Por influência da minha irmã que é fã do género ando a ver filmes noir sempre que posso. Aprendi a gostar, porque embora os enredos mantenham quase sempre a actualidade, os tiques do dia-a-dia mudaram muito, desde o modo de falar até à própria moralidade. Para se acreditar em Kansas City Confidential, por exemplo, onde um florista é falsamente acusado de um roubo, que decide vingar, é preciso assumir que em 1952 quase todos os americanos com menos de trinta anos tinham sido treinados na violência da Grande Guerra. Ou que o assassino protagonista de This Gun For Hire (1942) só não combatia devido à deformidade do seu pulso usada no enredo para o identificar.
A maior desilusão dos filme noir têm sido os fins felizes. Por mais desesperada que seja a trama, há sempre amor e casamento. Mesmo quando o protagonista morre, o sacrifício é heróico e redentor.

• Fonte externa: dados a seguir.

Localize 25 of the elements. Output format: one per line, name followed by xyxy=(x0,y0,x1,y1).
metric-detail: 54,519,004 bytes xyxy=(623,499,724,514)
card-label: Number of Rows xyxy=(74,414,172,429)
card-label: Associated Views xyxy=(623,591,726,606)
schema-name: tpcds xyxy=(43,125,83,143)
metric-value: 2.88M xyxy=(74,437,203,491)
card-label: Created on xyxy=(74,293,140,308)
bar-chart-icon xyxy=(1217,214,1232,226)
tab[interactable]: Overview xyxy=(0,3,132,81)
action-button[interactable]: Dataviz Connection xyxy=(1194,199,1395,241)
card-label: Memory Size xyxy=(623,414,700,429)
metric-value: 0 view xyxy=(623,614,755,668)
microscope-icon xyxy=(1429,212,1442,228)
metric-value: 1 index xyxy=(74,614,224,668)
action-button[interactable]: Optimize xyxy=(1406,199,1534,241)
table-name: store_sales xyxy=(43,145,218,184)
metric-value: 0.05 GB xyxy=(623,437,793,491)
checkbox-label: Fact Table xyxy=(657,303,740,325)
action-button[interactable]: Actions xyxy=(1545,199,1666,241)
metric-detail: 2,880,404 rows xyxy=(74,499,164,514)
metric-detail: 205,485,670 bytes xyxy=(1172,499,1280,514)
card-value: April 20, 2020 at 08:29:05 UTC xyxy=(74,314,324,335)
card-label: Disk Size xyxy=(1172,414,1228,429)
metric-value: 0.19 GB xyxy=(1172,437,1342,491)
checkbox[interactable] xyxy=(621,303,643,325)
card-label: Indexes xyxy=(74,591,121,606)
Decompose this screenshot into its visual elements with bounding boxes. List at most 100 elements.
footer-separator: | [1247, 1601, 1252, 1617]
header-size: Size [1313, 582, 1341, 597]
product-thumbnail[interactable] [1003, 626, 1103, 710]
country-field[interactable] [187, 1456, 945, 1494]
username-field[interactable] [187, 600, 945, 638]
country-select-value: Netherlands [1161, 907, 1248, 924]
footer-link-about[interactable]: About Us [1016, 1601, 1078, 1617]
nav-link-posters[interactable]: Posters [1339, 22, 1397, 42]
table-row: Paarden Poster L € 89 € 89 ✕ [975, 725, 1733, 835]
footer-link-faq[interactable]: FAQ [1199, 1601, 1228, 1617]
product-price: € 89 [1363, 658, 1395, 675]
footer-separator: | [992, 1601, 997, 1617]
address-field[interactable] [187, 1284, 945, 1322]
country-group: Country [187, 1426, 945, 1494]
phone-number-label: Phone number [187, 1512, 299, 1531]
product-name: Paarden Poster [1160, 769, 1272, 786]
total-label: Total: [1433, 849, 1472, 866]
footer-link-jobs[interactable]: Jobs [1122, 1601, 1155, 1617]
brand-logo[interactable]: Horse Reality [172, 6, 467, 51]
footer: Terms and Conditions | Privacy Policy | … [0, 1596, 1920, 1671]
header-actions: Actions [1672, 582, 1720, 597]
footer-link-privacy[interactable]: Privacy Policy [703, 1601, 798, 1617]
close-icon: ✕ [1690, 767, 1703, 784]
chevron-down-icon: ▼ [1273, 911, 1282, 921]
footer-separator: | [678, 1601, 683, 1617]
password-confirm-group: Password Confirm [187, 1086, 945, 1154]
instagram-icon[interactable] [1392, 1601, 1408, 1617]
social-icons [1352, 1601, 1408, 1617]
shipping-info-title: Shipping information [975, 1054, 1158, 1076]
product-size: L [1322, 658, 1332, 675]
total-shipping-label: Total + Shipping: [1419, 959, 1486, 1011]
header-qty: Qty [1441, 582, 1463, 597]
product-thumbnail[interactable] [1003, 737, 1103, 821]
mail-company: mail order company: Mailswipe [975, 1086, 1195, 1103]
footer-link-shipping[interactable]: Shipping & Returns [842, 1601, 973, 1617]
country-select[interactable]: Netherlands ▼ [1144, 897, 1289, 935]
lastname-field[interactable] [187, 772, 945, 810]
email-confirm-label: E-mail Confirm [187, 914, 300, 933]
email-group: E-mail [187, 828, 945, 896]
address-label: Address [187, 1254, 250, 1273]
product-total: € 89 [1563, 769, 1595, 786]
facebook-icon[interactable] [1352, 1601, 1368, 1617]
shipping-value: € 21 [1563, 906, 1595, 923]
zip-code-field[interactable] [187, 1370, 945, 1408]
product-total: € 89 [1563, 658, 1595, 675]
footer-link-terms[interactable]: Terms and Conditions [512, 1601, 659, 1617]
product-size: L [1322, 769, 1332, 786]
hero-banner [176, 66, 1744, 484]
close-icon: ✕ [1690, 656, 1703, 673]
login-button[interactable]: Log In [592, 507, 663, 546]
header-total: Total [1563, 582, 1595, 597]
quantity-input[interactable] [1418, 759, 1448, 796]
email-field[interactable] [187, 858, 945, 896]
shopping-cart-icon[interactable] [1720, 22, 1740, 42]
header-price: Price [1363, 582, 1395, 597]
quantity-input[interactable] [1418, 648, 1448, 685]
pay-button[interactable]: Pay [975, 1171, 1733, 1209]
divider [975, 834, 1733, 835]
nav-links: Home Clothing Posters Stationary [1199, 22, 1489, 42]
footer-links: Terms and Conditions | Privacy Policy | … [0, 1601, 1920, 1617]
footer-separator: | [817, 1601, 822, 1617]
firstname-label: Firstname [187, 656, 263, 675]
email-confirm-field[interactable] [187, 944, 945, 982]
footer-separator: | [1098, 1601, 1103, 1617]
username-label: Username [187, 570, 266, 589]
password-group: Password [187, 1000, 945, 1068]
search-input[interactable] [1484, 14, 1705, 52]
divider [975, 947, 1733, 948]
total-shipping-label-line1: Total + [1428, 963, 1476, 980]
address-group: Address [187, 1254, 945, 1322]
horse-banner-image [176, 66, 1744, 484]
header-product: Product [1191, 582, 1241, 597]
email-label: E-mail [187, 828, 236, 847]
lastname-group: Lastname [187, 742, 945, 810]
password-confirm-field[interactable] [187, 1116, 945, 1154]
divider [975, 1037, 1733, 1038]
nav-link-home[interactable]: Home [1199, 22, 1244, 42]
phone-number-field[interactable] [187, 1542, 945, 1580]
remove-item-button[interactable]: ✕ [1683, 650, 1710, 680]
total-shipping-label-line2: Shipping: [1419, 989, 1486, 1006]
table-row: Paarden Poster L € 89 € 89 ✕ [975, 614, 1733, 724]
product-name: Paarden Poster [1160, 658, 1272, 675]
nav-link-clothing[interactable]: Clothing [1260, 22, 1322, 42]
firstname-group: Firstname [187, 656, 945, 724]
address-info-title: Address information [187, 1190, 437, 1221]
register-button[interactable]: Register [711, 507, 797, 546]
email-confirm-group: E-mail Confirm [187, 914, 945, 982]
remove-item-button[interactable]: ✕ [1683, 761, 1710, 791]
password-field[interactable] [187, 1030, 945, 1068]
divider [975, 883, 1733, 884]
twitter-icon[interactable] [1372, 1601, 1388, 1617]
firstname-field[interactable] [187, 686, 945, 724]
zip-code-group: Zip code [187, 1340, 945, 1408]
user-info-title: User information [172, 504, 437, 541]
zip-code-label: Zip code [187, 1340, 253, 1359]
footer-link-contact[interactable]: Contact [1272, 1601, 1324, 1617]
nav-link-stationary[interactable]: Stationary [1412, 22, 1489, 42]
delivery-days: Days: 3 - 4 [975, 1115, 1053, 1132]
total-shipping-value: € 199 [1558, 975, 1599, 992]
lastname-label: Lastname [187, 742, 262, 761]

Gone Girl, de 2014, mostra que hoje o noir é realmente negro. O herói (Ben Affleck) não é simpático, nem sequer chega a ser um anti-herói. O vilão (Rosamund Pike) não morre, nem chega sequer a ser castigada. O fim do filme condena herói e vilão a encenarem uma vida feliz, juntos, à frente das câmaras. Deixa-os assim, em tensão, esperando sempre o pior do outro. Não há conclusão, e é bem mais negro do que tudo o que vi até agora vindo dos anos 1940.
Curiosamente, o casal começa o filme preso um ao outro pela crise económica, mantendo um casamento de conveniência para pagar as contas, e termina-o da mesma maneira, onde começou, com ainda menos saídas, cercado não apenas pela crise mas também pela justiça e pelos media – tragicamente congelados dentro de uma imagem que eles próprios manipularam os media para criar.
É um final kafkiano para os tempos que correm, onde até a morte seria uma saída. Para tempos de crise cuja culpa é óbvia mas impune.